God's people were not immune to the questions that God's dealings with them raised. When the prophet Habakkuk realized God was going to use the cruel Babylonians to punish Israel he cried out: “O Lord, you have ordained them as a judgement. Your eyes are too good to look at evil - you cannot stand to see those who do wrong! So how can you put up with those evil people? How can you be quiet when the wicked swallow up people who are better than they are?” (Habakkuk 1:13) He was saying 'yes, Lord, I know we have sinned greatly and deserve to be punished – but the Babylonians are far worse than us!' But Habakkuk discovered, as the prophets Isaiah and Jeremiah also discovered, that God would eventually judge the Babylonians too, and nations would do to them what they had done to others.

These are not pleasant things. But the history of the world is a history of many unpleasant things. It’s a history of nations rejecting the God who created them and choosing to invent their own gods. And it's a history of the violence that filled the world as a result of turning their backs on the only one who could give them peace.

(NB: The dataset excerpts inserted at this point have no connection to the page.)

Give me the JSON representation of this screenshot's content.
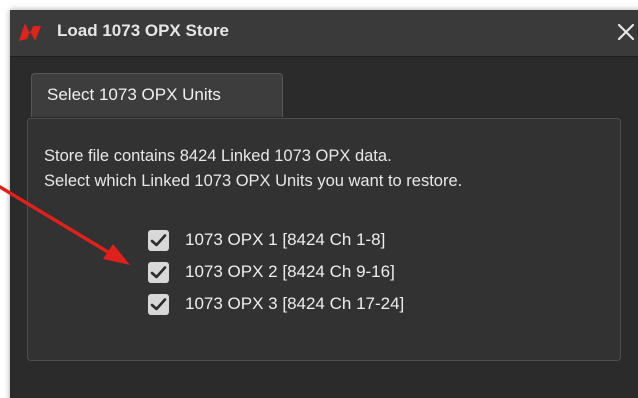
{
  "window": {
    "title": "Load 1073 OPX Store",
    "close_glyph": "✕",
    "app_icon": "red-n-logo-icon"
  },
  "tab": {
    "label": "Select 1073 OPX Units"
  },
  "panel": {
    "line1": "Store file contains 8424 Linked 1073 OPX data.",
    "line2": "Select which Linked 1073 OPX Units you want to restore."
  },
  "units": [
    {
      "label": "1073 OPX 1  [8424 Ch 1-8]",
      "checked": true
    },
    {
      "label": "1073 OPX 2  [8424 Ch 9-16]",
      "checked": true
    },
    {
      "label": "1073 OPX 3  [8424 Ch 17-24]",
      "checked": true
    }
  ],
  "colors": {
    "window_bg": "#2b2b2b",
    "titlebar_bg": "#3a3a3a",
    "panel_bg": "#323232",
    "checkbox_bg": "#d8d8d8",
    "checkmark": "#2b2b2b",
    "logo_red": "#e2231a",
    "annotation_arrow": "#e0201b"
  }
}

Even Christians don't like to read or hear of the terrible things going on in the world. But the strange thing is that many non-Christians will write off the Bible for speaking of the evil men do – and then spend hours on TV entertaining themselves with violence and all sorts of wickedness.

I think the important lesson to take to heart from a dreadful passage like this is that God warned the Israelites of the consequences of their choices! Moses said to them: “I call heaven and earth to witness against you today, that I have set before you life and death, blessing and curse. Therefore choose life, that you and your offspring may live, loving the  Lord your God, obeying His voice and holding fast to Him. For He is your life and length of days, that you may dwell in the land that the Lord swore to your fathers, to Abraham, to Isaac, and to Jacob, to give them.” (Deuteronomy 30:19-20) Sin can lead men and women into degradation and all sorts of depravity. People can end up doing things they never thought they would ever do. How vital it is that we choose life – that we believe on Christ for salvation and yield ourselves daily to His word and to His will.